The questions I'm presenting is from the 6th edition, Chapter 3, Page 133.

1) Question: What subnet and broadcast address is the IP address 172.16.10.33 255.255.255.224(/27) a member of?

Answer: The interesting octet is teh fourth octet. 256-224=32. 32+32=64. Bingo: 33 is between 32 and 64. However, remember that the third octet is considered part of the subnet, so the answer would be the 10.32 subnet. The broadcast is 10.63, since 10.64 is the next subnet. That was pretty easy.

Why is 32+32 done here?

2) Question: What subnet and broadcast address is the IP address 172.16.66.10 255.255.192.0(/18) a member of?

Answer:The interesting octet is the third octet instead of the fourth octet. 256-192=64. 0,64,128. The subnet is 172.16.64.0. The broadcast must be 172.16.127.255 since 128.0 is the next subnet.

Why is the valid subnet count stopped at 128 in 0,64,128?

6)Question: What is the subnet and broadcast address of the host 172.16.88.255/20?
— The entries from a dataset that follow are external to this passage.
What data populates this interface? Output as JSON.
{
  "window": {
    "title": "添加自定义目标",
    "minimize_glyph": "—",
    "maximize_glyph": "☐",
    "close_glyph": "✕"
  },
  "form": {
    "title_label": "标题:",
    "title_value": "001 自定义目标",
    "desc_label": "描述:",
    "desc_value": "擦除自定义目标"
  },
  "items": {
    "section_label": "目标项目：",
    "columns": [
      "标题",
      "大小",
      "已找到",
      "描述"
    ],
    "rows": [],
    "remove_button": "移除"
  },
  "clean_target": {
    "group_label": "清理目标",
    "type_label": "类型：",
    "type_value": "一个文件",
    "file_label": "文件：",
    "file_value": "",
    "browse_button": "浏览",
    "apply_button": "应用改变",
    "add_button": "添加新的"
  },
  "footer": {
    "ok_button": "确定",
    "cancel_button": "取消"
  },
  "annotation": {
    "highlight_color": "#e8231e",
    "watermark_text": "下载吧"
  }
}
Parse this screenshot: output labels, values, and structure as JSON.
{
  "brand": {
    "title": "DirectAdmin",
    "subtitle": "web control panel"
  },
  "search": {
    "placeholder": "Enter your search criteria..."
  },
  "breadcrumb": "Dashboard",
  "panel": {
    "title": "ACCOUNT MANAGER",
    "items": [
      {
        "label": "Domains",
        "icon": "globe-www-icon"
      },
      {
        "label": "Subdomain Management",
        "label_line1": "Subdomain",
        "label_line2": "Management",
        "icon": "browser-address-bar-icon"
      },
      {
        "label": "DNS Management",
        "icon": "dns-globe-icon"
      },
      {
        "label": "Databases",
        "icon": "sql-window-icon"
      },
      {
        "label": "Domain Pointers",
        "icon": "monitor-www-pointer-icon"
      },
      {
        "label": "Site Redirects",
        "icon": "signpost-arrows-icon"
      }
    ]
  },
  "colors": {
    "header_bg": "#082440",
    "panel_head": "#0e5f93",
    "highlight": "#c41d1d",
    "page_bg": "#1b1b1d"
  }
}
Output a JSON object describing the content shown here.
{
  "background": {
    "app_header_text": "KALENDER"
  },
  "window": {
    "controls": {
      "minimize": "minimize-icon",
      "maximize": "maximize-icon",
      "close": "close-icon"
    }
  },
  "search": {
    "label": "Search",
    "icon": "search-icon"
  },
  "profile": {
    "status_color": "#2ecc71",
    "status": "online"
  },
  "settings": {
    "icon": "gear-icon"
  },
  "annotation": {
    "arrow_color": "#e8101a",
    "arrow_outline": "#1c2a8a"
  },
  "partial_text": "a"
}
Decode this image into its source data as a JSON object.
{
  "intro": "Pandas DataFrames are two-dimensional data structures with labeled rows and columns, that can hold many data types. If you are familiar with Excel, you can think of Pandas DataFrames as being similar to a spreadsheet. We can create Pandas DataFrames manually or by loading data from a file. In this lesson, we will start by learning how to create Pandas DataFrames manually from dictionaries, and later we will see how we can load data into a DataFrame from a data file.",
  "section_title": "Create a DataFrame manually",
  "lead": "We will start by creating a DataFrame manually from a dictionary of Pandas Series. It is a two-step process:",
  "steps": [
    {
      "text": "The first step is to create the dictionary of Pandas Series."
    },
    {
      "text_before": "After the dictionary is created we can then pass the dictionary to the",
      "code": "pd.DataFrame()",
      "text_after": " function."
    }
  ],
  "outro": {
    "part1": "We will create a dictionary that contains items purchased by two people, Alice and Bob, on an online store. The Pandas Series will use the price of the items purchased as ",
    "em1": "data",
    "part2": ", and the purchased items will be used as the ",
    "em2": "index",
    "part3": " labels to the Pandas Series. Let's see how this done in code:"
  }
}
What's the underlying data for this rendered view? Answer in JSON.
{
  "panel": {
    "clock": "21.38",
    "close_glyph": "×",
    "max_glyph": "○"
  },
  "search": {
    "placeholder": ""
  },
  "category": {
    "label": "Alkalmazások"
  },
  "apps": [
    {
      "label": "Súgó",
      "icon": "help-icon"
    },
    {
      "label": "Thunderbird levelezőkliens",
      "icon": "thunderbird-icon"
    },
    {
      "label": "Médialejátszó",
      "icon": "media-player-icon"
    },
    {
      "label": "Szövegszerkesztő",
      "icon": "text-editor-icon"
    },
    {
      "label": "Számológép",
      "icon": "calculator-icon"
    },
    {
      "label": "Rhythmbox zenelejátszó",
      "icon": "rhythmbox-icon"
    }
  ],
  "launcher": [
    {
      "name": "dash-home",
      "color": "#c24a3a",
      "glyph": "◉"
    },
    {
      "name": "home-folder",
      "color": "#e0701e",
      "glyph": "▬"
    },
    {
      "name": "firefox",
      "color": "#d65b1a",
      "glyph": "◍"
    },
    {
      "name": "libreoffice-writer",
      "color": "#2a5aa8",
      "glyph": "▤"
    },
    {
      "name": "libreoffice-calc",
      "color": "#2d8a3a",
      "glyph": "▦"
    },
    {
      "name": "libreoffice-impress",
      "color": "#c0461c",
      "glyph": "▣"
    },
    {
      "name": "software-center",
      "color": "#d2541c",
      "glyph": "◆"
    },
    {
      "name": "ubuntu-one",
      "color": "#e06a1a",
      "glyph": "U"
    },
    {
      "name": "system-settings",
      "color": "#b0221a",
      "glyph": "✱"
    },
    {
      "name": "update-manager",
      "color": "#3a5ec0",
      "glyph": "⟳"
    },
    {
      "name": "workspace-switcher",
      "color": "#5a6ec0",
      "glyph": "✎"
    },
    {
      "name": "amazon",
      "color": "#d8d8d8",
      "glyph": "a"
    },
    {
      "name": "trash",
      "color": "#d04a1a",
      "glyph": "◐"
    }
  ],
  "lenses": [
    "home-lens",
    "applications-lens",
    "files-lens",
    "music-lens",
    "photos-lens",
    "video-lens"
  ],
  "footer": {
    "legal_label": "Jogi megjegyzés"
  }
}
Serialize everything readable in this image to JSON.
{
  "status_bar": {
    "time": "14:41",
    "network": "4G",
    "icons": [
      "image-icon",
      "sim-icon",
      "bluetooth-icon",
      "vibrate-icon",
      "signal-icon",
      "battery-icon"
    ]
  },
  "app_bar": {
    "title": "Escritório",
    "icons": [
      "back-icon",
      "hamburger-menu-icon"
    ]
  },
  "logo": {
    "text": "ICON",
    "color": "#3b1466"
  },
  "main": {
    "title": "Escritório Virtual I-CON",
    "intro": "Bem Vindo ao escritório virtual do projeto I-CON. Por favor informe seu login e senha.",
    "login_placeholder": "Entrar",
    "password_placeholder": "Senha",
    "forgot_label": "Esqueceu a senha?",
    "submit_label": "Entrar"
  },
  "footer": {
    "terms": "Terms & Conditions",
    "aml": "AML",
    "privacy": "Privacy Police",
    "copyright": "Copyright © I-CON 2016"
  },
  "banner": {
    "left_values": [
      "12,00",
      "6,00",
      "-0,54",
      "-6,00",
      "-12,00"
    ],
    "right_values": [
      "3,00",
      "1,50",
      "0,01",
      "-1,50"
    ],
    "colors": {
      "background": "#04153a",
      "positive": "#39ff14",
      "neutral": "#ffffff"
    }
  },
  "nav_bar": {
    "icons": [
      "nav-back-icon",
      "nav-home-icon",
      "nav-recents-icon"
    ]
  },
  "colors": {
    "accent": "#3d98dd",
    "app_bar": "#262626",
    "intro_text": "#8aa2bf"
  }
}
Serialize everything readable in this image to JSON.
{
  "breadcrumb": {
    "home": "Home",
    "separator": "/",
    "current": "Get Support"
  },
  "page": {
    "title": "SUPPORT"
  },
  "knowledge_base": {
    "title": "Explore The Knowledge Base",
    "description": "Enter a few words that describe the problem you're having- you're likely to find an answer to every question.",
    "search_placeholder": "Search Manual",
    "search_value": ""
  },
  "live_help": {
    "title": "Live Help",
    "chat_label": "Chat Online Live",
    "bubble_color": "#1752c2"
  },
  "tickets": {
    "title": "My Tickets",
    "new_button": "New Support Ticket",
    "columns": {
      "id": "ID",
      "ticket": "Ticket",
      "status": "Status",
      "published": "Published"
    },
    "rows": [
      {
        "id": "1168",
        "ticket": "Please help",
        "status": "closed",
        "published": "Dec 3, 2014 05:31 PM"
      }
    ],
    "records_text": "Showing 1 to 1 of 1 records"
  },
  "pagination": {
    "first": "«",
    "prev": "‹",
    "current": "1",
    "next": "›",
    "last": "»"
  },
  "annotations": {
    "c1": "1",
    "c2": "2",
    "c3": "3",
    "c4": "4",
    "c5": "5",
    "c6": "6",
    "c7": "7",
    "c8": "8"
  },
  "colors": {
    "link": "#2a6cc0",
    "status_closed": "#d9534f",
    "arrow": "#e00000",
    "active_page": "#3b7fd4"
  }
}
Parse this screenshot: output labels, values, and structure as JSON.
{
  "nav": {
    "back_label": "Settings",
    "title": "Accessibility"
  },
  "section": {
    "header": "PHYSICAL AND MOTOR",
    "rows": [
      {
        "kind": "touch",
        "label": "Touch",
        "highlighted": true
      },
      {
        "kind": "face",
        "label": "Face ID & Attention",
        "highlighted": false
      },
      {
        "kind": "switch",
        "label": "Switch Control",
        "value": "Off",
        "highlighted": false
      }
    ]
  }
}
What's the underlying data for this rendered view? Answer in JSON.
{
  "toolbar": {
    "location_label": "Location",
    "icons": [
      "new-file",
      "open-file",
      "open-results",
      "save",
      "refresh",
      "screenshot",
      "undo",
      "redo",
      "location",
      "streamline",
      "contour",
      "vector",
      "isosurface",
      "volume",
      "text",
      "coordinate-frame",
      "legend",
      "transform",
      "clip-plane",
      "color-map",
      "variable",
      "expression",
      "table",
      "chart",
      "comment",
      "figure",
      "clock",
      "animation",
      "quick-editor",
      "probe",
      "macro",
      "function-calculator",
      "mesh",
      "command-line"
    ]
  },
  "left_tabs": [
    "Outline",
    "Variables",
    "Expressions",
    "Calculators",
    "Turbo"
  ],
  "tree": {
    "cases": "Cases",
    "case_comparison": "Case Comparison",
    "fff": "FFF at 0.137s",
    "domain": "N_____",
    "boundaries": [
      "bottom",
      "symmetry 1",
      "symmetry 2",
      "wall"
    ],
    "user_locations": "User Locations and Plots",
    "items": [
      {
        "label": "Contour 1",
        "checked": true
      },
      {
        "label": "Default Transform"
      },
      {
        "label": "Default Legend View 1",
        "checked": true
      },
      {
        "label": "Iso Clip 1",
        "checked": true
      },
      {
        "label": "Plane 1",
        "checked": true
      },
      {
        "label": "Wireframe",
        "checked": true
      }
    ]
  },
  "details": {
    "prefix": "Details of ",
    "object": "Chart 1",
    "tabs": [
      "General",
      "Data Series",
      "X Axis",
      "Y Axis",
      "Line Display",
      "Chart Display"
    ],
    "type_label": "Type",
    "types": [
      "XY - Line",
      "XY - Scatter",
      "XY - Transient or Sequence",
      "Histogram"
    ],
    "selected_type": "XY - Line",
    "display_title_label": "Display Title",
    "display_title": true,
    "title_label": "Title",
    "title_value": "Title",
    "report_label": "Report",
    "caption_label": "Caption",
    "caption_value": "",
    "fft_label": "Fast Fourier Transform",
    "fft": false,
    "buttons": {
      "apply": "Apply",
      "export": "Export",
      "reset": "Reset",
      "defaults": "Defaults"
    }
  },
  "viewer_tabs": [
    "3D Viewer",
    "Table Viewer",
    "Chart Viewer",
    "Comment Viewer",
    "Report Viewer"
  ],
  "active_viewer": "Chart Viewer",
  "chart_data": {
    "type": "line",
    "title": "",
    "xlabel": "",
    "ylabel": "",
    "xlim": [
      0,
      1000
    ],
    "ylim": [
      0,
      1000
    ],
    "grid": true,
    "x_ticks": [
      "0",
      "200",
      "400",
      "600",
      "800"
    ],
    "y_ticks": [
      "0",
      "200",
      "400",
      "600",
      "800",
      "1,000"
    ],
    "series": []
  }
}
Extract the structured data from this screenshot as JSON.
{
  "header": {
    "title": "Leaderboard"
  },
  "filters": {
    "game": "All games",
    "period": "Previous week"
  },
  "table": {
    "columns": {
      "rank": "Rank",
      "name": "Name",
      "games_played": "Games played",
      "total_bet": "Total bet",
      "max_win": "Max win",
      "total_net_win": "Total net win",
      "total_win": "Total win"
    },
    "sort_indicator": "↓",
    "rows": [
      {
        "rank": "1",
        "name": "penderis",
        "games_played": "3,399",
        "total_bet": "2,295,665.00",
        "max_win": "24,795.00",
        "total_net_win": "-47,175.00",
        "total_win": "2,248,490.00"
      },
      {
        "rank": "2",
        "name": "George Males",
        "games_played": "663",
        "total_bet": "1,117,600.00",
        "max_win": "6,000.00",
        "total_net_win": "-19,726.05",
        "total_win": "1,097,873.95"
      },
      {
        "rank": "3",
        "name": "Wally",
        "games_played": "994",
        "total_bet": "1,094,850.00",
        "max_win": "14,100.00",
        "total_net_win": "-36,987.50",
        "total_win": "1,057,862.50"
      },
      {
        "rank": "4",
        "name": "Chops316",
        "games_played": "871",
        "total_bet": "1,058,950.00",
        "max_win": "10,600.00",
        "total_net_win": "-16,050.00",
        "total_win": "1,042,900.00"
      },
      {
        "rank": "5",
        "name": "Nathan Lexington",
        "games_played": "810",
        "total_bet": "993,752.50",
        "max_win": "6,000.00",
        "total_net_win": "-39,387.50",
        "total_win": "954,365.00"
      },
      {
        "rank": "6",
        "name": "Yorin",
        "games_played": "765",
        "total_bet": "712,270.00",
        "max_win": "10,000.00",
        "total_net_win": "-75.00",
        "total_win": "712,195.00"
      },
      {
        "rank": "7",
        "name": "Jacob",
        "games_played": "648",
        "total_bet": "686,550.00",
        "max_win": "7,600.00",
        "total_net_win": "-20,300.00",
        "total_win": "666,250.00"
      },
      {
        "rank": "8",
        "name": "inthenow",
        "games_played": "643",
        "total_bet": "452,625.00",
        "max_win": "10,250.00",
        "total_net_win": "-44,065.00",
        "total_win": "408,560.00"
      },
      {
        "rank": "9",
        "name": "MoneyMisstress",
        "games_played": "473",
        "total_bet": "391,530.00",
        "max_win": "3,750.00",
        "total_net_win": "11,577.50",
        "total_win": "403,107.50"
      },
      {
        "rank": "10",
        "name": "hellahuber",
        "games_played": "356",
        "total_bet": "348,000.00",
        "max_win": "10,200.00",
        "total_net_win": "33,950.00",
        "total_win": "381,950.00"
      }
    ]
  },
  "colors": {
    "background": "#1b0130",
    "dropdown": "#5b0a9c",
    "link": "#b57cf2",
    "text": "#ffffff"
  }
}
Answer:What is a /20? If you can't answer this, you can't answer this question, can you? A /20 is 255.255.240.0, which gives us a block size of 16 in the third octet, and since no subnet bits are on in the fourth octet, the answer is always 0 and 255 in the fourth octet. 0,16,32,48,64,80,96...bingo. 88 is between 80 and 96, so subnet is 80.0 and the broadcast address is 95.255

Why is 88 considered here??

lammle
03-22-2008, 10:33 AM
I really encourage you to start at the beginning of my chapter 3 and read it again. You are in the class B section answering questions that I went through with class C.

A subnet mask has a block size. This is calculated by using 256-mask.
You can easily memorize these....

for example, a 240 mask has a block size of 16. This provides us with two peices of information.
1. The subnet numbers
2. The amount of hosts in each subnet

Since, in this example, the block size was 16, our subnets we can use are 0, 16, 32, 64, 48, 80, etc...You just keep adding the block size to get your subnets.

The amount of hosts in each subnet is the block size minus 2 because of the newtork address and broadcast address of each subnet.

Please re-read this all in chapter 3.

Once you understand this, the nice part is that it is done the exact same way in class C, B and A!

cheers!
Todd Lammle

phreak0ut
03-23-2008, 01:30 AM
Yes, I'm studying that chapter again. Hope I nail it soon.